ABSTRACT

Cave Hill, in the Shenandoah Valley of Augusta County, Virginia, contains a karstic groundwater system developed in intensely folded, interbedded carbonate and clastic units of the Conococheague Limestone (Cambrian). Groundwater appears to have circulated initially through porous clastic beds, coming in contact with soluble, impermeable, microcrystalline limestone.

Paleomagnetism preserved in cave sediments was used to determine the age of a cave. Reversals of the Earth’s magnetic field were preserved in fine-grained material (silt and clay) deposited under low energy conditions. Over 160 sediment samples from caves within Cave Hill were analyzed with a superconducting magnetometer. Samples were sequentially degaussed to reveal natural remanent magnetization. The resultant paleomagnetic vectors were statistically tested and corresponding virtual geomagnetic poles were correlated with known reversals in the Earth’s magnetic field. Magnetostratigraphic analysis suggests a minimum age for speleogenesis of Grand Caverns at 0.7-1.1 Ma. Based on elevations of cave passages above the present local baselevel (obtained by precise leveling surveys), the average rate of erosion for the Shenandoah region over this interval was 23–41 m/Ma. This agrees with published rates for other localities in the humid-temperate eastern U.S.

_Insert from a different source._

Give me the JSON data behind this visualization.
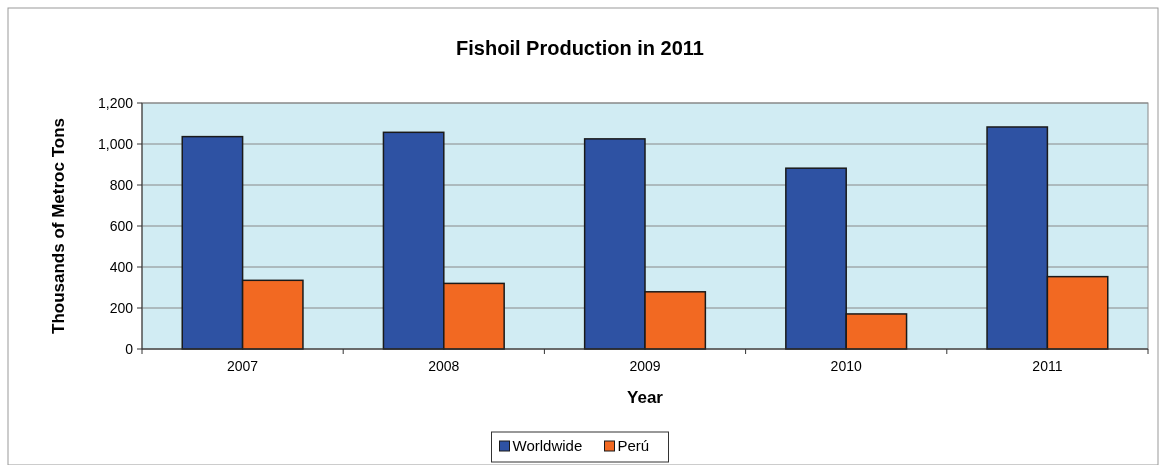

These results, together with earlier detailed geologic mapping and petrographic, lithologic, and hydrologic investigations of this study, suggest a chronology for development of the cave system. Cave origin was strongly controlled by bedrock composition, attitude of bedding, and joints and faults. Elevations of strike-oriented passages correlate well with former local baselevels; however, deep artesian groundwater flow may have been crucial to speleogenesis at Cave Hill. This is supported by the magnetostratigraphy and various geomorphic features, including lift tubes with dissolution scallops as paleoflow indicators, ceiling pockets suggesting mixing of waters of differing chemical composition, present-day phreatic passages well below the level of the nearby South River, and positions of former groundwater outlets of the major caves.